Читаем Язычник [litres] полностью

Днем Денис Григорьевич увидел боцмана, спросил, будто только теперь вспомнил:

– А как там Воропаев?

– А что, живет помаленьку… – Боцман был невысок ростом, стар, и все в нем словно понемногу отмирало, но, главное, отмирал интерес к окружающему; только оставался еще какой-то автоматизм в человеке: автоматизм работы, жизни, автоматизм быть добрым и приветливым. Вот спросили его о Воропаеве – он ответил, а интереса к предмету разговора никакого не было.

– Пойдем-ка взглянем, – сказал Денис Григорьевич. Боцман был одним из немногих подчиненных, к кому Денис Григорьевич позволял себе обращаться на «ты».
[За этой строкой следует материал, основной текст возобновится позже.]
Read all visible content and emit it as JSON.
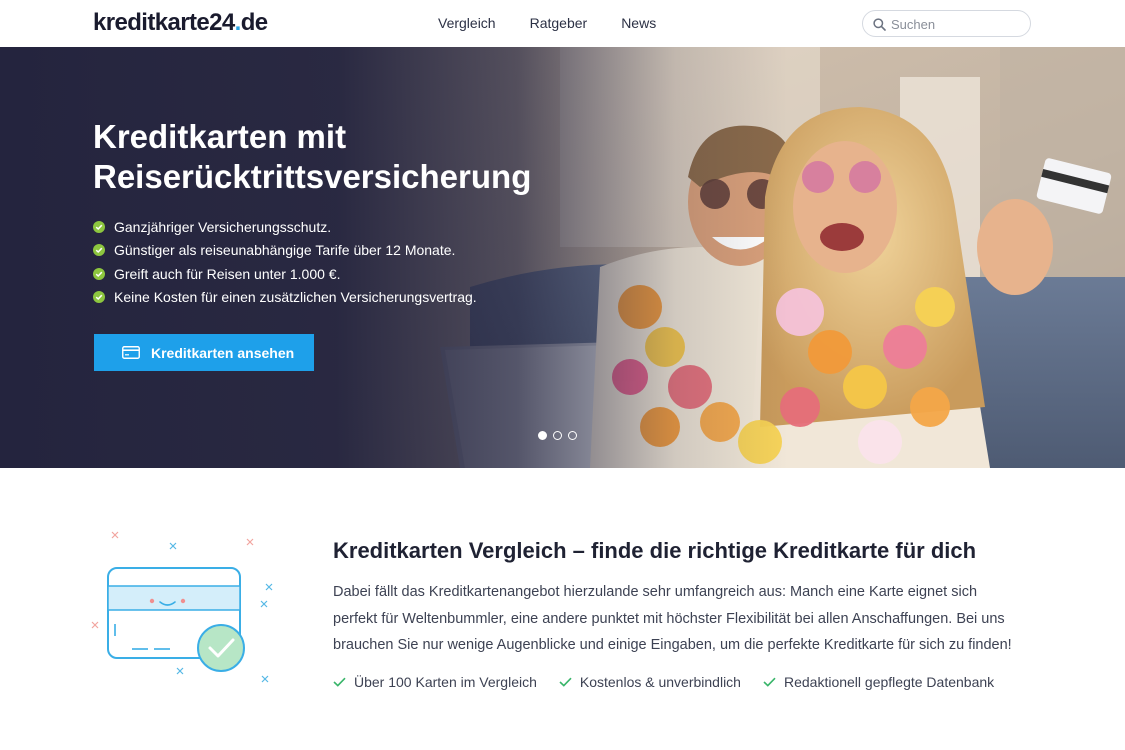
{
  "header": {
    "logo_main": "kreditkarte24",
    "logo_dot": ".",
    "logo_tld": "de",
    "nav": [
      {
        "label": "Vergleich"
      },
      {
        "label": "Ratgeber"
      },
      {
        "label": "News"
      }
    ],
    "search": {
      "placeholder": "Suchen",
      "value": "",
      "icon": "search-icon"
    }
  },
  "hero": {
    "title_line1": "Kreditkarten mit",
    "title_line2": "Reiserücktrittsversicherung",
    "features": [
      "Ganzjähriger Versicherungsschutz.",
      "Günstiger als reiseunabhängige Tarife über 12 Monate.",
      "Greift auch für Reisen unter 1.000 €.",
      "Keine Kosten für einen zusätzlichen Versicherungsvertrag."
    ],
    "cta_label": "Kreditkarten ansehen",
    "cta_icon": "credit-card-icon",
    "slider": {
      "total": 3,
      "active": 1
    }
  },
  "section": {
    "title": "Kreditkarten Vergleich – finde die richtige Kreditkarte für dich",
    "text_lines": [
      "Dabei fällt das Kreditkartenangebot hierzulande sehr umfangreich aus: Manch eine Karte eignet sich",
      "perfekt für Weltenbummler, eine andere punktet mit höchster Flexibilität bei allen Anschaffungen. Bei uns",
      "brauchen Sie nur wenige Augenblicke und einige Eingaben, um die perfekte Kreditkarte für sich zu finden!"
    ],
    "usps": [
      "Über 100 Karten im Vergleich",
      "Kostenlos & unverbindlich",
      "Redaktionell gepflegte Datenbank"
    ]
  },
  "colors": {
    "brand_dark": "#1a1b2e",
    "brand_blue": "#2aa4e3",
    "cta_blue": "#1ea0ea",
    "check_green": "#8dc63f",
    "hero_navy": "#24243e"
  }
}
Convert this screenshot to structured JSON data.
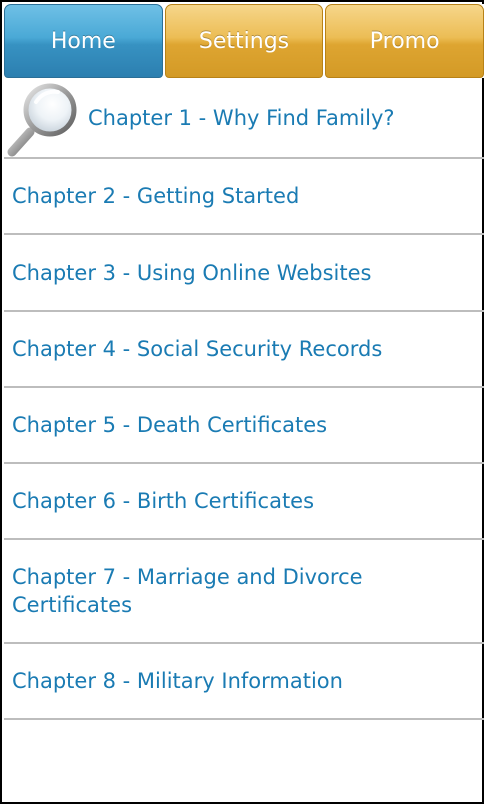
{
  "tabs": [
    {
      "label": "Home",
      "active": true
    },
    {
      "label": "Settings",
      "active": false
    },
    {
      "label": "Promo",
      "active": false
    }
  ],
  "chapters": [
    {
      "label": "Chapter 1 - Why Find Family?",
      "icon": "magnifying-glass-icon"
    },
    {
      "label": "Chapter 2 - Getting Started"
    },
    {
      "label": "Chapter 3 - Using Online Websites"
    },
    {
      "label": "Chapter 4 - Social Security Records"
    },
    {
      "label": "Chapter 5 - Death Certificates"
    },
    {
      "label": "Chapter 6 - Birth Certificates"
    },
    {
      "label": "Chapter 7 - Marriage and Divorce Certificates"
    },
    {
      "label": "Chapter 8 - Military Information"
    }
  ],
  "colors": {
    "active_tab": "#3792c2",
    "inactive_tab": "#dea531",
    "link_text": "#1a7bb3",
    "divider": "#bdbdbd"
  }
}
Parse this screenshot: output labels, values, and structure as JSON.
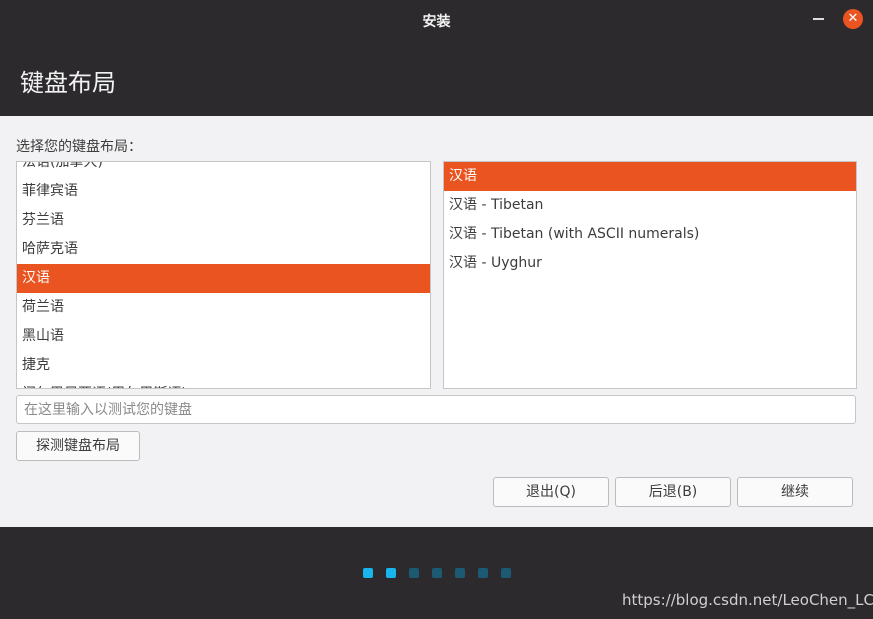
{
  "window": {
    "title": "安装"
  },
  "header": {
    "title": "键盘布局"
  },
  "content": {
    "prompt": "选择您的键盘布局：",
    "layouts": [
      "法语(加拿大)",
      "菲律宾语",
      "芬兰语",
      "哈萨克语",
      "汉语",
      "荷兰语",
      "黑山语",
      "捷克",
      "门尔巴尼亚语(巴尔巴斯语)"
    ],
    "selected_layout": "汉语",
    "variants": [
      "汉语",
      "汉语 - Tibetan",
      "汉语 - Tibetan (with ASCII numerals)",
      "汉语 - Uyghur"
    ],
    "selected_variant": "汉语",
    "test_placeholder": "在这里输入以测试您的键盘",
    "detect_label": "探测键盘布局"
  },
  "buttons": {
    "quit": "退出(Q)",
    "back": "后退(B)",
    "continue": "继续"
  },
  "progress": {
    "total_steps": 7,
    "current_step": 2
  },
  "watermark": "https://blog.csdn.net/LeoChen_LC",
  "colors": {
    "accent": "#e95420",
    "dark": "#2c2a2d",
    "dot_active": "#19b6ee",
    "dot_inactive": "#1c5a73"
  }
}
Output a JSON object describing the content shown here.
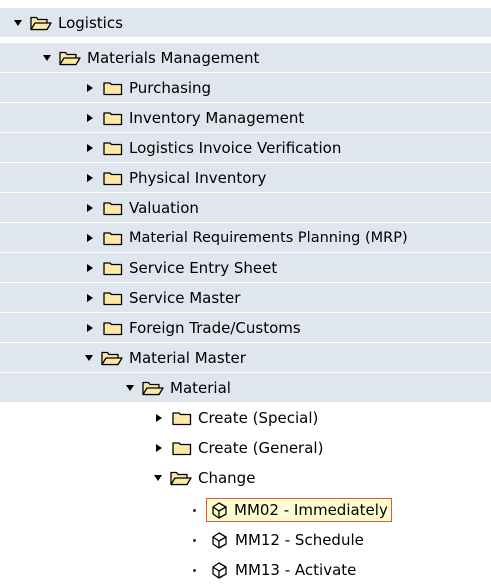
{
  "tree": {
    "logistics": "Logistics",
    "materials_management": "Materials Management",
    "purchasing": "Purchasing",
    "inventory_management": "Inventory Management",
    "logistics_invoice_verification": "Logistics Invoice Verification",
    "physical_inventory": "Physical Inventory",
    "valuation": "Valuation",
    "mrp": "Material Requirements Planning (MRP)",
    "service_entry_sheet": "Service Entry Sheet",
    "service_master": "Service Master",
    "foreign_trade": "Foreign Trade/Customs",
    "material_master": "Material Master",
    "material": "Material",
    "create_special": "Create (Special)",
    "create_general": "Create (General)",
    "change": "Change",
    "mm02": "MM02 - Immediately",
    "mm12": "MM12 - Schedule",
    "mm13": "MM13 - Activate"
  },
  "colors": {
    "row_background": "#dfe6ee",
    "folder_fill": "#fde9a5",
    "selection_border": "#e05c40",
    "selection_background": "#fffdd0"
  },
  "icons": {
    "folder_closed": "folder-icon",
    "folder_open": "folder-open-icon",
    "transaction": "transaction-cube-icon"
  }
}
Они спустились на палубу, боцман повел капитана к низенькой трюмовой надстроечке, в двери которой был иллюминатор, и Денис Григорьевич припал к нему лицом, нос раздавил на стекле, но ничего не смог рассмотреть внутри.

– Открой, Геннадий Ефимыч.

– Одним нельзя, опасно, – сказал боцман и пошел позвать помощников, а Денис Григорьевич, заложив руки за спину, отошел к борту. Он смотрел на выраставшие в море сопки, и ему невольно мечталось, что вот бы плюнуть на все, высадиться на ближайшем берегу, поселиться в деревянной, рубероидом обитой хибаре, завести себе толстую румяную хозяйственную женщину, которая по утрам покрикивала бы на него, выгоняла на берег ставить сети, гнала в сарай кормить кур и поросят, но и самого его обихаживала, готовила бы обеды, водила в баньку, парила веничком, а вечерами, ну да уж… до вечера надо было бы еще доскрести.

Боцман привел троих матросов, они встали с сетью возле дверей: на тот случай, если Воропаев вздумает вырываться и его придется вязать. Открыли дверь. В нос сразу ударило тем запахом, который источают общественные туалеты на материковских полустанках. Денис Григорьевич брезгливо пошевелил носом, но все же отстранил боцмана и матросов, заглянул внутрь. Видны были только несколько больших ящиков с бухтами тросов и лежавшие в углу горой под самое перекрытие сети: ненужные, старые, наверное, уже подопревшие снизу. Денис Григорьевич шагнул на ступеньку и тогда только увидел сидевшего в углу Воропаева, но уже как бы и не Воропаева – все лицо одичавшего человека заросло шерстью, сидел он вытянув ноги и рукой черпал что-то из ведра, зажатого между ног, ел, не обращая внимания на вошедших. Денис Григорьевич присмотрелся: черпал он какую-то бурду, свисавшую с подбородка длинными ошметками, – то ли макароны, то ли еще что-то, похожее на тресковые белые кишки. Громко, с хлюпом и причмоком всасывал он эти длинные макароны-кишки.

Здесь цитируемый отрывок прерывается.